Certainly we see this in Europe and the African continent. European nations have instituted Draconian crackdowns on illegal immigration from Africa – even as these nations continue to plunder Africa while polluting it. Think of things like European factory fishing vessels despoiling African coast fisheries, or the many oil spills caused by the activities of Royal Dutch Shell in the Niger Delta. When we look at Mexico (and much of the Caribbean and South America), we can see the same things being done to the citizens of those lands by the United States. What, for instance, has the Deepwater Horizon blowout done to Mexican coastal cities and villages? You probably won't hear many people in U.S. mainstream media asking this question. And where do the Mexican drug cartels get their money from? And who gets to keep most of the wealth now being generated by American-owned or multinational factories and assembly plants now operating in Mexico?

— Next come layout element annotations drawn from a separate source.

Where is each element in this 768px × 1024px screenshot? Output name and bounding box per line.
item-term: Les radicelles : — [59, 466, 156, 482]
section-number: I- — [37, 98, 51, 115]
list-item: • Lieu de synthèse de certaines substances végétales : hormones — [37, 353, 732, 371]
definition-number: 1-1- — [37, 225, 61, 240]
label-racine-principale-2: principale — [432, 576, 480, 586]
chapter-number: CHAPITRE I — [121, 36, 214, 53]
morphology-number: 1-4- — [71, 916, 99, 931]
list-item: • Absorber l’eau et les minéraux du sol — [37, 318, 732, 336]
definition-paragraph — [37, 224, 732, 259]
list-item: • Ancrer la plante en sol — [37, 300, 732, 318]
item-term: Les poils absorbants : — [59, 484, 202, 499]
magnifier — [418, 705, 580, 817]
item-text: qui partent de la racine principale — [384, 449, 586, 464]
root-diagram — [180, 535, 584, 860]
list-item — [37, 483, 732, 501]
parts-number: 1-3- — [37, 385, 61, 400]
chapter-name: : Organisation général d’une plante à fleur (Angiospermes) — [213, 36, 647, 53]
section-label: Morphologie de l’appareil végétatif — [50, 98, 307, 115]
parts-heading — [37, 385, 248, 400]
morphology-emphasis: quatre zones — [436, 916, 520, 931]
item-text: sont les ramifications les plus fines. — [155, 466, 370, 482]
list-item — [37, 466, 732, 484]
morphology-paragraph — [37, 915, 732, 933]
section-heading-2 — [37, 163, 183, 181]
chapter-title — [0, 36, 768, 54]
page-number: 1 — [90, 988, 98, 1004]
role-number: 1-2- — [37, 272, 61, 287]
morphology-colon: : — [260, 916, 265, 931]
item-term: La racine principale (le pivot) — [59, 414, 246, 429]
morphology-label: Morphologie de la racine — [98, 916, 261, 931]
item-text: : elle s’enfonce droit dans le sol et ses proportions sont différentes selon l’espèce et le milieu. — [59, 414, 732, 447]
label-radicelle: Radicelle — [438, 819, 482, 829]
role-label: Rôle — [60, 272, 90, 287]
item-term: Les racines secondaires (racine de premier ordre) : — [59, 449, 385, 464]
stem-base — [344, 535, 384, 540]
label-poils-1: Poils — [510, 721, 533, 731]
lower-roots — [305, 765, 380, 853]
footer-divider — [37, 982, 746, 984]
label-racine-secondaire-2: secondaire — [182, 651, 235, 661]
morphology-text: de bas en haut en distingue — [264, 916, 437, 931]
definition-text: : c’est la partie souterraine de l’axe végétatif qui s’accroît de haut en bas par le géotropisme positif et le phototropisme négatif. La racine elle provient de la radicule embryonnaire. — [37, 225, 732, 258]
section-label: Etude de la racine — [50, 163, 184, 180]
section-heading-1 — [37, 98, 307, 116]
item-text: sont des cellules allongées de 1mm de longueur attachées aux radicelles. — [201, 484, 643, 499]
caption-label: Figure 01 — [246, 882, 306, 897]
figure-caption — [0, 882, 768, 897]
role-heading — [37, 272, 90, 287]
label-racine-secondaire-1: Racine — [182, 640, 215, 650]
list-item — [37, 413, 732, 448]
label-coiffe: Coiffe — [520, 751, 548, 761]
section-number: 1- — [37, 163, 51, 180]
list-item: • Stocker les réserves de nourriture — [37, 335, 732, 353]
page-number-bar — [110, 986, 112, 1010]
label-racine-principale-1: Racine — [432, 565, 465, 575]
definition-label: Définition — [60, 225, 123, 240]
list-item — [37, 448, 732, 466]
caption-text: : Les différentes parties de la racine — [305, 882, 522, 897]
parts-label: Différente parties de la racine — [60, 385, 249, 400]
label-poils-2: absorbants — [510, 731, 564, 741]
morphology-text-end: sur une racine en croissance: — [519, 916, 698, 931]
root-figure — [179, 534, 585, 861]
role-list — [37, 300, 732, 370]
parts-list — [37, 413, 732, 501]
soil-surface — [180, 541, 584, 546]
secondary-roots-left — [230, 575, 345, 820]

It goes back to this: The United States – five percent of the world's population – gets to consume 40 percent of the world's oil, and a huge fraction of the rest of the world's resources. We've got an excess of prima donnas, muscle trucks and cars, gigantic houses, fat people, lame pursuits and stuff – “mountains, oh, mountains of things” – and so few people in this country ask how things got to be this way. Too many Americans seem genuinely surprised and distressed at the thought that maybe disadvantaged people from disadvantaged lands might want a few crumbs of our bounty. The Mexicans have no trouble grasping climate change – anthropogenic climate change caused largely by the refusal of the First World to give up its conspicuous consumption. See, for instance, “Bad News Blues (the Writing on the Wall)” from Aimee's blog, New To Farm Life, or “Hispanic Health” from Baylor University. What do you think they will do as we continue to make their land unlivable? What would you do?
“Population overshoot” is a convenient code phrase used by some to communicate the idea that our societal problems are the result of too many people on the earth – especially the “ignorant people from other cultures who don't look like us,” rather than the result of excessive consumption on our part. But if many who are now afraid of immigrants want to reduce immigration to this country, they should start by consuming a lot less. That will remove the profit motive from those who are now making a killing by robbing other countries to enrich the United States.
In the meantime, I think it's wise for people who want to build resilient neighborhoods to realize that multiculturalism is here to stay, in one form or another. Forward-thinking people who live in mixed ethnic neighborhoods would do well to learn something of the languages and cultures of their fellow residents, and to begin to make friends and build bridges among them. Go with the flow - learn to be flexible and open to others. Or, as the Good Book says, “Blessed are the peacemakers.”